As far as I can tell, libtool offers the following functionality:

Libtool hardcodes the “runpath” in your shared object files and generates wrapper scripts for your executables so that you can run, for example, unit tests from the build location as well as running the complete program from the final installed location. Instead, you could just set the runpath yourself in your makefile’s recipes (if you have to; it might be better to install into the system’s standard locations), and use LD_LIBRARY_PATH to run unit tests from the build location. See ld-linux(8), and “RPATH, RUNPATH, and dynamic linking” by W. Trevor King.

Libtool figures out the right compiler & linker commands to generate a shared library. Instead, put the specific commands in the implicit rules in your system-specific makefile fragments (see the previous section, “Building for multiple systems”). This is something you only need to figure out once for each system you want to target.

Libtool supports systems that don’t support shared libraries, falling back to static libraries. Many of us don’t need to support such systems.

Libtool provides a “simple library version number abstraction”. It still requires a lot of discipline and work from the library developers — maybe just as much work as maintaining library versioning without libtool.

Enable sensible `make` defaults

Set .DELETE_ON_ERROR in your top-level makefile (and in every sub-makefile if you’re using recursive make). See “Errors” in the GNU make manual.

Consider setting .ONESHELL too.
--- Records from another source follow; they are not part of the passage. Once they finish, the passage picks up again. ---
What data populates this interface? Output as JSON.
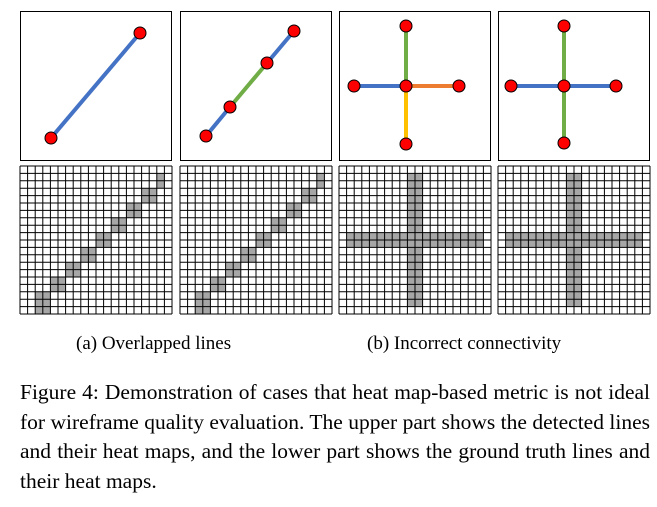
{
  "figure": {
    "colors": {
      "line_blue": "#4472c4",
      "line_green": "#70ad47",
      "line_orange": "#ed7d31",
      "line_yellow": "#ffc000",
      "endpoint_red": "#ff0000",
      "cell_filled": "#a6a6a6",
      "grid": "#000000"
    },
    "panels": [
      {
        "name": "overlap-single",
        "detected_segments": [
          "blue"
        ],
        "endpoint_count": 2
      },
      {
        "name": "overlap-split",
        "detected_segments": [
          "blue",
          "green",
          "blue"
        ],
        "endpoint_count": 4
      },
      {
        "name": "connectivity-four",
        "detected_segments": [
          "blue",
          "orange",
          "green",
          "yellow"
        ],
        "endpoint_count": 5
      },
      {
        "name": "connectivity-two",
        "detected_segments": [
          "blue",
          "green"
        ],
        "endpoint_count": 5
      }
    ]
  },
  "subcaptions": {
    "a": "(a) Overlapped lines",
    "b": "(b) Incorrect connectivity"
  },
  "caption": {
    "label": "Figure 4:",
    "text": "Demonstration of cases that heat map-based metric is not ideal for wireframe quality evaluation. The upper part shows the detected lines and their heat maps, and the lower part shows the ground truth lines and their heat maps."
  }
}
It allows you to write multi-line recipes without explicitly escaping newlines; see “Using One Shell” in the GNU make manual. To enable .ONESHELL in an already-written makefile you’ll have to audit the error handling in each and every recipe. .ONESHELL requires GNU make 3.82 or newer.

Documenting uses of obscure `make` features

Static pattern rules and templates are sure to confuse your not-expert-at-gnu-make colleagues. I like to document them with a comment showing one of the real rules that they expand to:

# e.g. builtin/checkout.o: builtin/checkout.c
$(BUILTIN_OBJS): %.o: %.c

Unit tests

Consider writing unit tests for your build system. Think about this seriously before you dismiss it out of hand! All it takes is a couple of dummy sub-modules built using your build system’s common makefiles, plus some shell scripts to test common and not-so-common situations like: Each expected target is rebuilt (and other targets aren’t) when a source file changes; the target is rebuilt if one of its sources no longer exists; etc.

If you’re well-versed in shell scripting this should barely take one day, and the payoffs are huge. You want to have confidence in your build system, or you’ll lose time to running make clean “just in case…”.